As if a coronation were in progress. From under the bed, he couldn’t work out what side the doctor was on. Was he with the assailants or agin them? And what was his mother doing, standing idly by? He would show them! But just as he was about to make himself known, a new cry joined the fray. Thin, feline, maligned. The doctor rushed from the room
bearing
the cry away – was he a ventriloquist? – with his mother following hot on his heels. He could see the pattern of their feet beneath the satin hem of the blankets. Gingerly he edged out from his cave, then knelt, peering up over the parapet of the high-built bed. Bella lay there, head averted, eyes closed,
her hair a matted nest. Her nightie had been rent above. Her breast showed, cupped in lace trim. The shift’s nether end was swaddled round her thighs; the sheets were bloodied. What had they done to her? He backed away from the bed. Oh Bella! Was she dead? He felt the weight of every mean thought he had held against her, as if his thoughts had had the power to kill. At the threshold he reversed into his mother, bustling her way in.

‘Where have you been?’ she demanded, thinking he had come in from the street. ‘Run along now, there’s nothing here a boy should see.’

‘Is Bella alright?’ he asked, heart in his mouth.

‘Bella,’ she said, ‘has made her bed.’

‘Is she dead?’

‘Don’t talk nonsense, child, of course she’s not dead. She’s just had a baby, is all.’

The first he knew.

Baby Susan was a full three months old before the Bugler got his furlough. Bella was determined to meet him off the HMS
Violet
due at the North Wall.

‘His first sight of home should be his wife and child,’ she declared.

‘Can I come?’ he asked.

‘Well, I don’t know,’ Bella said, ‘not if you’re going to behave the way you did in Bray, all sullen and sulky when Nick was
only being nice to you.’

He coloured at the injustice of the accusation. Wasn’t it Bella who had behaved badly, carrying on with ‘her Nick’? But he wanted to see the spectacle of a big ship coming in to dock and the drama of someone he knew disembarking, even if it was only the Bugler Beaver.

‘Well?’ Bella demanded.

‘I’ll keep an eye on the babby for you,’ he said but he would make no pledges as regards the Bugler.

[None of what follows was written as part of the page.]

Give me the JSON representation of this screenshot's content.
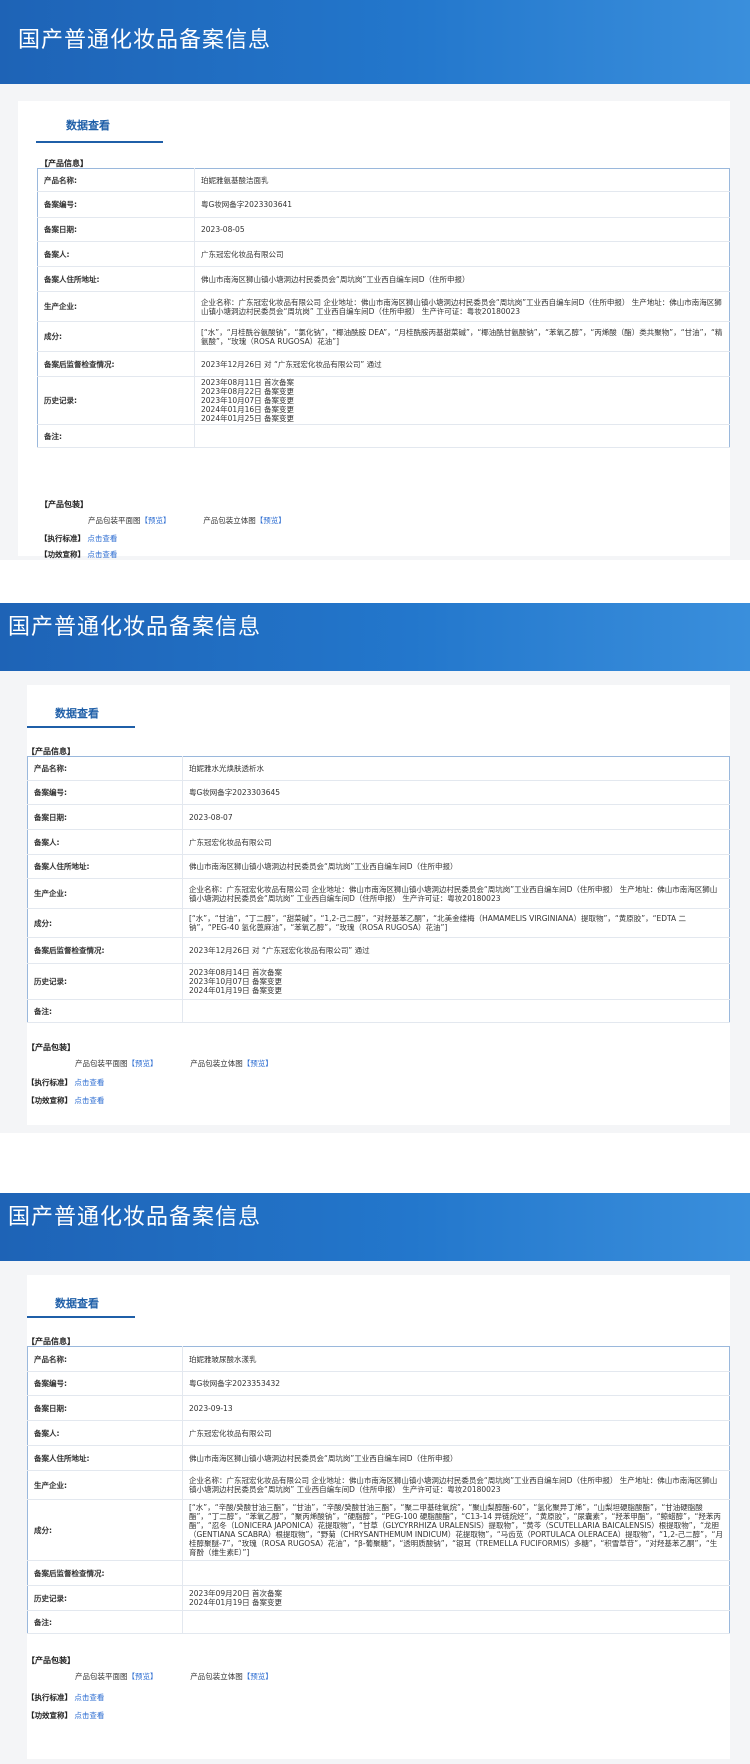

It was like her wedding day again, with all the preparations she went in for. Would she wear her white calico blouse with the lace trim, or her brown dimity skirt? Her best linen petticoat, certainly, and her good paisley shawl and her
wedding
hat, with the feather. For luck, she said. The hat was like a remnant crown, for the rest of Bella was strange to him now. Once he had come upon her and was aghast to see the baby’s greedy mouth grazing against his sister’s teat, red-raw and flayed looking. How had she become this farmyard
creature
, more animal than woman? He blamed the Bugler; this was
his
doing.

It was a humid July day and the streets seemed clamorous and full of threat.

‘Will Nick recognise me, do you think?’ Bella asked as the
Violet
came into view, belching a black cloud. It was a curious question. Why wouldn’t the Bugler recognise her?

‘Absence can wither what was once fair,’ she said, answering
her own question.

A crowd had gathered on the cobbled quay. A bustling crew of hectoring painted women.

‘Gladnecks all,’ Bella muttered, ‘on the lookout for an officer.’

There was a couple of rough-looking men, brawny sailor types with bulging arms who lumbered about officiously
pushing
the women back and clipping the ears of urchins who looked intent on picking pockets. Bella clutched Susan tighter to her bosom, all of a jitter. Echoing her fright, little Susan woke and set up an awful racket, waving her fists in the air, her face screwed up in rancorous distaste, bawling all the while. The ship’s claxon wailed and the avaricious throng of women surged forward, as the gangplank was laid down. Bella was so taken up trying to hush Susan that the Bugler came upon them unawares, Bella in preoccupied disarray and the baby overwrought.